The freshman lawmaker chairs the Subcommittee on Research & Technology. Members heard concerns about the soaring production of plastic goods, as well as rising recycling costs. That’s been a drain on many municipalities, including some in Stevens’ 11th District straddling Wayne and Oakland counties.
“Plastic, most of which takes hundreds of years to break down naturally, has been a particular problem,” she said. “We’re seeing record amounts of plastic water system, including in our Great Lakes, because we don’t have the process to take out the volumes of of waste that we are creating. Plastic is unquestionably convenient and global production of plastic has soared, from 2 million tons per year in 1950 to 400 million times today. Most of our current U.S. recycling infrastructure is decades old and not built to process the amounts of plastic we have today.”
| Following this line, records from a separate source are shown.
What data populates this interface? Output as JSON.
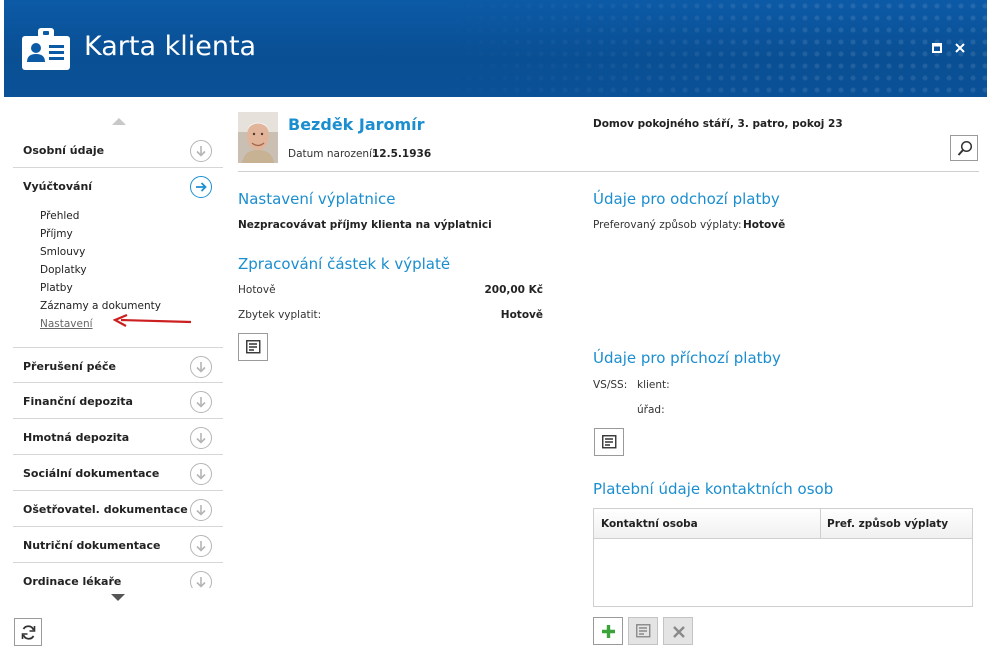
{
  "header": {
    "title": "Karta klienta",
    "background": "#0b5aa5"
  },
  "sidebar": {
    "items": [
      {
        "label": "Osobní údaje"
      },
      {
        "label": "Vyúčtování"
      },
      {
        "label": "Přerušení péče"
      },
      {
        "label": "Finanční depozita"
      },
      {
        "label": "Hmotná depozita"
      },
      {
        "label": "Sociální dokumentace"
      },
      {
        "label": "Ošetřovatel. dokumentace"
      },
      {
        "label": "Nutriční dokumentace"
      },
      {
        "label": "Ordinace lékaře"
      }
    ],
    "subitems": [
      "Přehled",
      "Příjmy",
      "Smlouvy",
      "Doplatky",
      "Platby",
      "Záznamy a dokumenty",
      "Nastavení"
    ],
    "active_color": "#1b8fd0"
  },
  "client": {
    "name": "Bezděk Jaromír",
    "dob_label": "Datum narození:",
    "dob_value": "12.5.1936",
    "location": "Domov pokojného stáří, 3. patro, pokoj 23"
  },
  "payout_settings": {
    "title": "Nastavení výplatnice",
    "text": "Nezpracovávat příjmy klienta na výplatnici"
  },
  "processing": {
    "title": "Zpracování částek k výplatě",
    "rows": [
      {
        "label": "Hotově",
        "value": "200,00 Kč"
      },
      {
        "label": "Zbytek vyplatit:",
        "value": "Hotově"
      }
    ]
  },
  "outgoing": {
    "title": "Údaje pro odchozí platby",
    "label": "Preferovaný způsob výplaty:",
    "value": "Hotově"
  },
  "incoming": {
    "title": "Údaje pro příchozí platby",
    "vs_label": "VS/SS:",
    "client_label": "klient:",
    "office_label": "úřad:"
  },
  "contacts": {
    "title": "Platební údaje kontaktních osob",
    "columns": [
      "Kontaktní osoba",
      "Pref. způsob výplaty"
    ]
  },
  "colors": {
    "accent": "#1b8ecf",
    "add_green": "#3aa43a",
    "annotation_arrow": "#cc1f1f"
  }
}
One of the biggest challenges today is that China has banned imports of most plastic recyclable materials. Stevens said that “puts us in crisis mode in the short term” but she added that it should “be seen as an opportunity for the longer term.”
“Our response should be to reduce and reuse more, but it is not realistic to think we can give up disposable plastic all together. We urgently need a national strategy to build out our country’s recycling infrastructure,” she said.
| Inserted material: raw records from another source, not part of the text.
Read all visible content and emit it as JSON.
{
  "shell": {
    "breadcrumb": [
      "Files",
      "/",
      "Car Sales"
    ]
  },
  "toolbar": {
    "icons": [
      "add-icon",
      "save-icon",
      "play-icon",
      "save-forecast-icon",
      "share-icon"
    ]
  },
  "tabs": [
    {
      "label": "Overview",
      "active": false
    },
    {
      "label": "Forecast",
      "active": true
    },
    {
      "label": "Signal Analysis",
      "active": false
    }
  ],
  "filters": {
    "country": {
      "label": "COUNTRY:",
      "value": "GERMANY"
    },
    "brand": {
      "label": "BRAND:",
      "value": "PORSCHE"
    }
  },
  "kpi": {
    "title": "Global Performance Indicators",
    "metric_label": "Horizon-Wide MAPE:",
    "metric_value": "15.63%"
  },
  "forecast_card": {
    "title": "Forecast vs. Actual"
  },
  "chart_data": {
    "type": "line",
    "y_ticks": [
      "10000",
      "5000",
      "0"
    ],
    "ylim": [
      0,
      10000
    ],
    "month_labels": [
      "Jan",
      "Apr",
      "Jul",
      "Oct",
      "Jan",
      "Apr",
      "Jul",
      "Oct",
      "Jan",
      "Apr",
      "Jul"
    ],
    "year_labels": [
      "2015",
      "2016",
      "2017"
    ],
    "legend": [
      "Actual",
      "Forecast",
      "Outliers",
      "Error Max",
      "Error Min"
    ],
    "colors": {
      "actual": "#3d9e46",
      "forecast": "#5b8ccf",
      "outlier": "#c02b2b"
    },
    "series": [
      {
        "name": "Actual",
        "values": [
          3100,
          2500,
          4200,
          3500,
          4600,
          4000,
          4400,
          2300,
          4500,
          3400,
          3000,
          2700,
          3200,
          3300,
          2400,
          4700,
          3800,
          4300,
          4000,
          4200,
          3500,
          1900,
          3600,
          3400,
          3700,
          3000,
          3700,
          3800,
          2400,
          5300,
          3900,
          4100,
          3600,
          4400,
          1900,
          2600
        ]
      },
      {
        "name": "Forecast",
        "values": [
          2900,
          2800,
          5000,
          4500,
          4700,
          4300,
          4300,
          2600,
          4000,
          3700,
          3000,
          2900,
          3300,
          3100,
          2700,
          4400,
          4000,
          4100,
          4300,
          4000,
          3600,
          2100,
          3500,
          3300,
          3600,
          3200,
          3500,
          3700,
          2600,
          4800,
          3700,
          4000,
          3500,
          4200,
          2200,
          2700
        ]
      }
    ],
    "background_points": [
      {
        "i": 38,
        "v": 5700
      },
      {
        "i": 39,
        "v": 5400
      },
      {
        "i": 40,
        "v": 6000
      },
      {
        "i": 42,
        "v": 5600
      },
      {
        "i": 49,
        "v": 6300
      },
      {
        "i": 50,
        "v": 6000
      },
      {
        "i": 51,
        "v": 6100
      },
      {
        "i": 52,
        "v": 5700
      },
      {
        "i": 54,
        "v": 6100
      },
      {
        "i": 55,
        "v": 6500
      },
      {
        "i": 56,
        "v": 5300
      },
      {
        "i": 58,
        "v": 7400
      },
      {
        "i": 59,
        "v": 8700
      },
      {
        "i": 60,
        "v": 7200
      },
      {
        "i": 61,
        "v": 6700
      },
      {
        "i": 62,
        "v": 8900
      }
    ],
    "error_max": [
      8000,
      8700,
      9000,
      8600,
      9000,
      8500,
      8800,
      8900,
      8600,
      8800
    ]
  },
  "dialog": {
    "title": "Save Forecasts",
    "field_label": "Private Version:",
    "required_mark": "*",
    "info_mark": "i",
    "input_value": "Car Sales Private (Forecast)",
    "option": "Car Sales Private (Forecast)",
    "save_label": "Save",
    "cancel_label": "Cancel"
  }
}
Plymouth City Manager Paul Sincock testified before the panel. Stevens said he was among those who brought the issue to her attention when she met with the Conference of Western Wayne, an organization of 18 communities in western Wayne County that created a Task Force to discuss potential solutions to the recycling crisis.
Sincock said that when the value of recycled goods goes down, the costs for municipalities’ programs go up.
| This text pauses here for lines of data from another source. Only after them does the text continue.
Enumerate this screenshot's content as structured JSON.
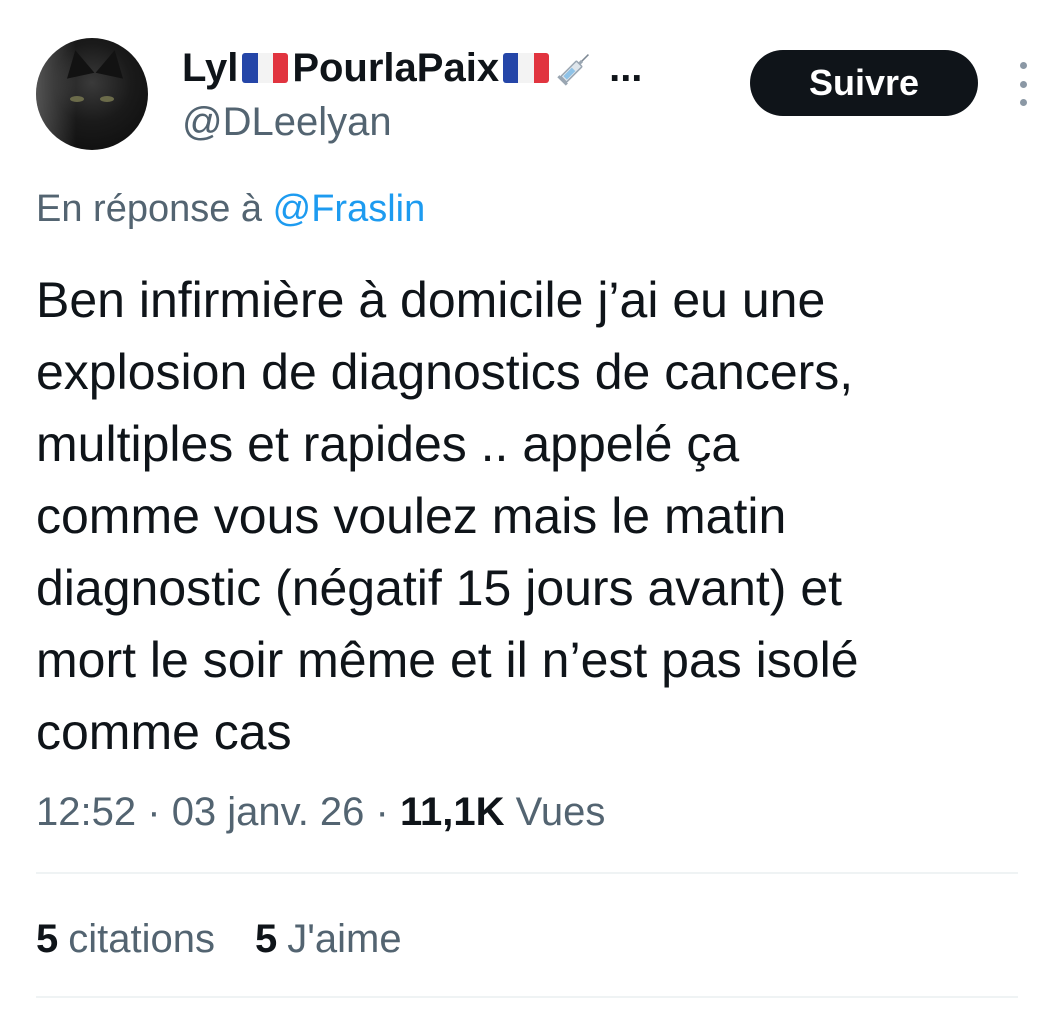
{
  "author": {
    "display_name_start": "Lyl",
    "display_name_middle": "PourlaPaix",
    "display_name_ellipsis": "...",
    "handle": "@DLeelyan",
    "flag_icon": "french-flag",
    "syringe_icon": "syringe"
  },
  "follow_button": {
    "label": "Suivre"
  },
  "reply": {
    "prefix": "En réponse à",
    "mention": "@Fraslin"
  },
  "tweet": {
    "lines": [
      "Ben infirmière à domicile j’ai eu une",
      "explosion de diagnostics de cancers,",
      "multiples et rapides .. appelé ça",
      "comme vous voulez mais le matin",
      "diagnostic (négatif 15 jours avant) et",
      "mort le soir même et il n’est pas isolé",
      "comme cas"
    ]
  },
  "meta": {
    "time": "12:52",
    "separator": "·",
    "date": "03 janv. 26",
    "views_count": "11,1K",
    "views_label": "Vues"
  },
  "stats": {
    "quotes_count": "5",
    "quotes_label": "citations",
    "likes_count": "5",
    "likes_label": "J'aime"
  },
  "colors": {
    "text": "#0f1419",
    "secondary": "#536471",
    "link": "#1d9bf0",
    "button_bg": "#0f1419",
    "divider": "#eff3f4"
  }
}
“Local elected officials have the challenge of either increasing the cost of recycling programs and collections, or eliminating parts of it,” he said.
Sincock said that it’s the job of leaders to educate residents about recycling issues.
“Recycling is the right thing to do,” he said. “It is also a business and we must be very aware of the business side of recycling.”
U.S. Rep. Brian Baird (R-Ind.) described plastics technology as “transformative” and said it made “wealth more widespread and attainable.” He noted that plastics manufacturing is one of the biggest industries in the nation, adding that Indiana had the “highest concentration” of plastic industry workers in the country as of 2017.
Baird also took a shot at the Green New Deal resolution championed by progressives like U.S. Rep. Alexandria Ocasio-Cortez (D-N.Y.), which is a broad set of environmental and economic goals. Stevens hasn’t taken a position on the measure, but supports efforts to combat climate change.
“We all want clean rivers, lakes, oceans and healthier communities,” Baird said. “But my constituents don’t want regulations that will raise the cost of food production, construction and technology — costly regulations like those proposed in the green New Deal that will hurt middle- and working-class Americans the most.”
U.S. House Science Committee Chair Eddie Bernice Johnson (D-Texas) said that plastics have “become fundamental to almost every aspect of our lives, from food storage to 3D printing technology, and have enabled us to make great technological advances.”
But she added that it’s come at a cost.
“We produce for more plastic than we can properly recycle domestically and internationally,” she said. “The extent of plastics pollution is becoming ever more apparent and more alarming.”
But Johnson expressed hope, as “there are a number of promising new technologies and innovations.”